La Torino-Lione non porterà occupazione e sarebbe già un successo se il bilancio complessivo non fosse negativo: le imprese dei cantieri si impiantano come un paese autonomie per tutte le forniture dipendono dai grandi contratti. Secondo le previsioni si parla di non più di 2500 persone su una durata media dei lavori, calcolata dai progettisti,in sette anni. E anche se gli occupati fossero molti di più bisognerebbe calcolare la perdita di posti in altri comparti, come l’agricoltura, penalizzata dalla perdita di almeno 4 milioni di metri quadri di suoli fertili.

Bruno Andolfatto

«Sento di dover esprimere il mio profondo rammarico per le violenze che si sono verificate. Richiamo le persone di buona volontà a lasciare ogni metodo violento e a ritrovare nel dialogo l’unico modo “umano” di vita civile». Sono le parole con cui il vescovo di Susa, monsignor Alfonso Badini Confalonieri, nel mese di luglio, commentava sul settimanale diocesano La Valsusa, gli scontri avvenuti intorno al cantiere per il cunicolo esplorativo della Maddalena, a Chiomonte.

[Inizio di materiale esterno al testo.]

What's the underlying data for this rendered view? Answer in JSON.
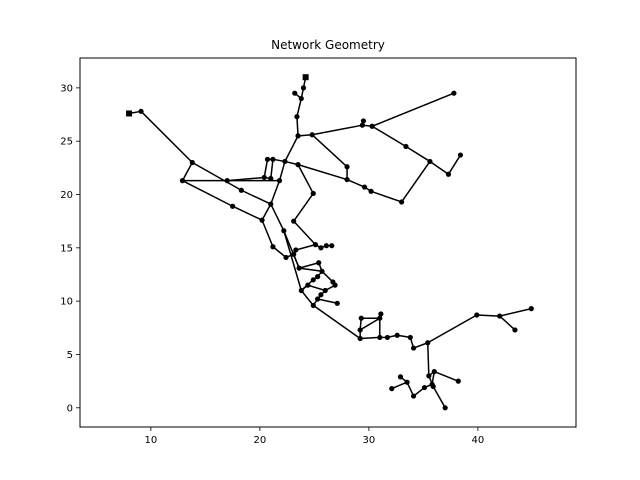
{
  "chart_data": {
    "type": "scatter",
    "title": "Network Geometry",
    "xlabel": "",
    "ylabel": "",
    "xlim": [
      3.5,
      49
    ],
    "ylim": [
      -1.8,
      32.8
    ],
    "xticks": [
      10,
      20,
      30,
      40
    ],
    "yticks": [
      0,
      5,
      10,
      15,
      20,
      25,
      30
    ],
    "grid": false,
    "legend": "none",
    "colors": {
      "line": "#000000",
      "node": "#000000",
      "frame": "#000000"
    },
    "reservoirs": [
      {
        "id": "R1",
        "x": 8.0,
        "y": 27.6
      },
      {
        "id": "R2",
        "x": 24.2,
        "y": 31.0
      }
    ],
    "nodes": [
      {
        "id": "a1",
        "x": 9.1,
        "y": 27.8
      },
      {
        "id": "a2",
        "x": 13.8,
        "y": 23.0
      },
      {
        "id": "a3",
        "x": 12.9,
        "y": 21.3
      },
      {
        "id": "a4",
        "x": 18.3,
        "y": 20.4
      },
      {
        "id": "a5",
        "x": 17.5,
        "y": 18.9
      },
      {
        "id": "a6",
        "x": 20.2,
        "y": 17.6
      },
      {
        "id": "a7",
        "x": 17.0,
        "y": 21.3
      },
      {
        "id": "a8",
        "x": 21.0,
        "y": 19.1
      },
      {
        "id": "b1",
        "x": 24.0,
        "y": 30.0
      },
      {
        "id": "b2",
        "x": 23.2,
        "y": 29.5
      },
      {
        "id": "b3",
        "x": 23.8,
        "y": 29.0
      },
      {
        "id": "b4",
        "x": 23.4,
        "y": 27.3
      },
      {
        "id": "b5",
        "x": 23.5,
        "y": 25.5
      },
      {
        "id": "b6",
        "x": 24.8,
        "y": 25.6
      },
      {
        "id": "b7",
        "x": 22.3,
        "y": 23.1
      },
      {
        "id": "b8",
        "x": 23.5,
        "y": 22.8
      },
      {
        "id": "b9",
        "x": 20.7,
        "y": 23.3
      },
      {
        "id": "b10",
        "x": 21.2,
        "y": 23.3
      },
      {
        "id": "b11",
        "x": 20.4,
        "y": 21.6
      },
      {
        "id": "b12",
        "x": 21.0,
        "y": 21.5
      },
      {
        "id": "b13",
        "x": 21.8,
        "y": 21.3
      },
      {
        "id": "b14",
        "x": 24.9,
        "y": 20.1
      },
      {
        "id": "b15",
        "x": 23.1,
        "y": 17.5
      },
      {
        "id": "c1",
        "x": 29.5,
        "y": 26.9
      },
      {
        "id": "c2",
        "x": 29.4,
        "y": 26.5
      },
      {
        "id": "c3",
        "x": 30.3,
        "y": 26.4
      },
      {
        "id": "c4",
        "x": 37.8,
        "y": 29.5
      },
      {
        "id": "c5",
        "x": 33.4,
        "y": 24.5
      },
      {
        "id": "c6",
        "x": 35.6,
        "y": 23.1
      },
      {
        "id": "c7",
        "x": 37.3,
        "y": 21.9
      },
      {
        "id": "c8",
        "x": 38.4,
        "y": 23.7
      },
      {
        "id": "c9",
        "x": 28.0,
        "y": 22.6
      },
      {
        "id": "c10",
        "x": 28.0,
        "y": 21.4
      },
      {
        "id": "c11",
        "x": 29.6,
        "y": 20.7
      },
      {
        "id": "c12",
        "x": 30.2,
        "y": 20.3
      },
      {
        "id": "c13",
        "x": 33.0,
        "y": 19.3
      },
      {
        "id": "d1",
        "x": 21.2,
        "y": 15.1
      },
      {
        "id": "d2",
        "x": 22.2,
        "y": 16.6
      },
      {
        "id": "d3",
        "x": 22.4,
        "y": 14.1
      },
      {
        "id": "d4",
        "x": 23.1,
        "y": 14.4
      },
      {
        "id": "d5",
        "x": 23.3,
        "y": 14.8
      },
      {
        "id": "d6",
        "x": 25.1,
        "y": 15.3
      },
      {
        "id": "d7",
        "x": 25.6,
        "y": 15.0
      },
      {
        "id": "d8",
        "x": 26.1,
        "y": 15.2
      },
      {
        "id": "d9",
        "x": 26.6,
        "y": 15.2
      },
      {
        "id": "d10",
        "x": 23.6,
        "y": 13.1
      },
      {
        "id": "d11",
        "x": 25.4,
        "y": 13.6
      },
      {
        "id": "d12",
        "x": 25.7,
        "y": 12.8
      },
      {
        "id": "d13",
        "x": 25.3,
        "y": 12.3
      },
      {
        "id": "d14",
        "x": 24.9,
        "y": 12.0
      },
      {
        "id": "d15",
        "x": 26.7,
        "y": 11.8
      },
      {
        "id": "d16",
        "x": 26.9,
        "y": 11.5
      },
      {
        "id": "d17",
        "x": 24.4,
        "y": 11.5
      },
      {
        "id": "d18",
        "x": 23.8,
        "y": 11.0
      },
      {
        "id": "d19",
        "x": 26.0,
        "y": 11.0
      },
      {
        "id": "d20",
        "x": 25.6,
        "y": 10.6
      },
      {
        "id": "d21",
        "x": 25.3,
        "y": 10.2
      },
      {
        "id": "d22",
        "x": 24.9,
        "y": 9.6
      },
      {
        "id": "d23",
        "x": 27.1,
        "y": 9.8
      },
      {
        "id": "e1",
        "x": 29.3,
        "y": 8.4
      },
      {
        "id": "e2",
        "x": 31.1,
        "y": 8.8
      },
      {
        "id": "e3",
        "x": 31.0,
        "y": 8.4
      },
      {
        "id": "e4",
        "x": 29.2,
        "y": 7.3
      },
      {
        "id": "e5",
        "x": 29.2,
        "y": 6.5
      },
      {
        "id": "e6",
        "x": 31.0,
        "y": 6.6
      },
      {
        "id": "e7",
        "x": 31.7,
        "y": 6.6
      },
      {
        "id": "e8",
        "x": 32.6,
        "y": 6.8
      },
      {
        "id": "e9",
        "x": 33.8,
        "y": 6.6
      },
      {
        "id": "f1",
        "x": 34.1,
        "y": 5.6
      },
      {
        "id": "f2",
        "x": 35.4,
        "y": 6.1
      },
      {
        "id": "f3",
        "x": 39.9,
        "y": 8.7
      },
      {
        "id": "f4",
        "x": 42.0,
        "y": 8.6
      },
      {
        "id": "f5",
        "x": 43.4,
        "y": 7.3
      },
      {
        "id": "f6",
        "x": 44.9,
        "y": 9.3
      },
      {
        "id": "f7",
        "x": 35.5,
        "y": 3.0
      },
      {
        "id": "f8",
        "x": 36.0,
        "y": 3.4
      },
      {
        "id": "f9",
        "x": 38.2,
        "y": 2.5
      },
      {
        "id": "f10",
        "x": 32.1,
        "y": 1.8
      },
      {
        "id": "f11",
        "x": 32.9,
        "y": 2.9
      },
      {
        "id": "f12",
        "x": 33.5,
        "y": 2.4
      },
      {
        "id": "f13",
        "x": 34.1,
        "y": 1.1
      },
      {
        "id": "f14",
        "x": 35.1,
        "y": 1.9
      },
      {
        "id": "f15",
        "x": 35.8,
        "y": 2.2
      },
      {
        "id": "f16",
        "x": 35.9,
        "y": 2.0
      },
      {
        "id": "f17",
        "x": 37.0,
        "y": 0.0
      }
    ],
    "edges": [
      [
        "R1",
        "a1"
      ],
      [
        "a1",
        "a2"
      ],
      [
        "a2",
        "a3"
      ],
      [
        "a3",
        "a5"
      ],
      [
        "a5",
        "a6"
      ],
      [
        "a2",
        "a4"
      ],
      [
        "a4",
        "a8"
      ],
      [
        "a6",
        "a8"
      ],
      [
        "a3",
        "a7"
      ],
      [
        "a7",
        "b11"
      ],
      [
        "b11",
        "b12"
      ],
      [
        "a7",
        "b13"
      ],
      [
        "R2",
        "b1"
      ],
      [
        "b1",
        "b3"
      ],
      [
        "b2",
        "b3"
      ],
      [
        "b3",
        "b4"
      ],
      [
        "b4",
        "b5"
      ],
      [
        "b5",
        "b6"
      ],
      [
        "b6",
        "c2"
      ],
      [
        "c2",
        "c1"
      ],
      [
        "c2",
        "c3"
      ],
      [
        "c3",
        "c4"
      ],
      [
        "c3",
        "c5"
      ],
      [
        "c5",
        "c6"
      ],
      [
        "c6",
        "c7"
      ],
      [
        "c6",
        "c13"
      ],
      [
        "c8",
        "c7"
      ],
      [
        "b6",
        "c9"
      ],
      [
        "c9",
        "c10"
      ],
      [
        "c10",
        "c11"
      ],
      [
        "c11",
        "c12"
      ],
      [
        "c12",
        "c13"
      ],
      [
        "b5",
        "b7"
      ],
      [
        "b7",
        "b10"
      ],
      [
        "b10",
        "b9"
      ],
      [
        "b9",
        "b11"
      ],
      [
        "b10",
        "b12"
      ],
      [
        "b7",
        "b8"
      ],
      [
        "b8",
        "c10"
      ],
      [
        "b7",
        "b13"
      ],
      [
        "b13",
        "a8"
      ],
      [
        "b8",
        "b14"
      ],
      [
        "b14",
        "b15"
      ],
      [
        "b15",
        "d6"
      ],
      [
        "a6",
        "d1"
      ],
      [
        "d1",
        "d3"
      ],
      [
        "d3",
        "d4"
      ],
      [
        "d4",
        "d5"
      ],
      [
        "d5",
        "d6"
      ],
      [
        "d6",
        "d7"
      ],
      [
        "d7",
        "d8"
      ],
      [
        "d8",
        "d9"
      ],
      [
        "a8",
        "d2"
      ],
      [
        "d2",
        "d10"
      ],
      [
        "d10",
        "d11"
      ],
      [
        "d11",
        "d12"
      ],
      [
        "d12",
        "d13"
      ],
      [
        "d13",
        "d14"
      ],
      [
        "d14",
        "d18"
      ],
      [
        "d4",
        "d10"
      ],
      [
        "d2",
        "d18"
      ],
      [
        "d10",
        "d12"
      ],
      [
        "d12",
        "d15"
      ],
      [
        "d15",
        "d16"
      ],
      [
        "d16",
        "d19"
      ],
      [
        "d19",
        "d20"
      ],
      [
        "d20",
        "d21"
      ],
      [
        "d21",
        "d22"
      ],
      [
        "d17",
        "d18"
      ],
      [
        "d17",
        "d19"
      ],
      [
        "d18",
        "d22"
      ],
      [
        "d21",
        "d23"
      ],
      [
        "d22",
        "e5"
      ],
      [
        "e5",
        "e4"
      ],
      [
        "e4",
        "e1"
      ],
      [
        "e1",
        "e3"
      ],
      [
        "e3",
        "e2"
      ],
      [
        "e4",
        "e3"
      ],
      [
        "e3",
        "e6"
      ],
      [
        "e5",
        "e6"
      ],
      [
        "e6",
        "e7"
      ],
      [
        "e7",
        "e8"
      ],
      [
        "e8",
        "e9"
      ],
      [
        "e9",
        "f1"
      ],
      [
        "f1",
        "f2"
      ],
      [
        "f2",
        "f3"
      ],
      [
        "f3",
        "f4"
      ],
      [
        "f4",
        "f5"
      ],
      [
        "f4",
        "f6"
      ],
      [
        "f2",
        "f7"
      ],
      [
        "f7",
        "f8"
      ],
      [
        "f8",
        "f9"
      ],
      [
        "f7",
        "f16"
      ],
      [
        "f16",
        "f17"
      ],
      [
        "f10",
        "f12"
      ],
      [
        "f11",
        "f12"
      ],
      [
        "f12",
        "f13"
      ],
      [
        "f13",
        "f14"
      ],
      [
        "f14",
        "f15"
      ],
      [
        "f15",
        "f8"
      ]
    ]
  }
}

Intorno alla questione Tav, in questi anni, si è acceso un vivace dibattito all’interno del mondo cattolico. E, nel movimento che si oppone alla costruzione della linea per il treno veloce, si è costituito un gruppo chiamato “cattolici per la vita della valle” che, prima degli scontri, proprio alla Maddalena aveva costruito un pilone votivo con i volti dei santi e una raffigurazione della Madonna del Rocciamelone. Un’iniziativa che già allora aveva fatto discutere e che aveva sollevato alcune perplessità tra chi, nel popolo dei credenti valsusini, aveva contestato l’utilizzo di simboli religiosi per manifestazioni di taglio politico. Ed era ancora il vescovo di Susa a fine luglio a dichiarare a Famiglia Cristiana che «il dialogo è un imperativo per un cristiano. La Chiesa non ha il compito di dire se fare o non fare la ferrovia, se andare a cavallo o a piedi. Ha il compito di annunciare la salvezza portata da Cristo incarnata in alcuni valori intramontabili, tra cui la giustizia e la difesa della dignità dell’uomo. Assolutizzare le ragioni del sì o quelle del no ci porta fuori da una logica evangelica».


Ma gli arresti di giovedì 26 gennaio che cosa cambiano nel panorama valsusino? Gli sviluppi per ora sono difficili da prevedere. Di certo, commenta il direttore de La Valsusa, don Ettore De Faveri, «l’azione della Magistratura non mette in discussione il movimento No Tav valsusino ma lo obbliga a una profonda riflessione sui suoi comportamenti di contestazione dell’opera».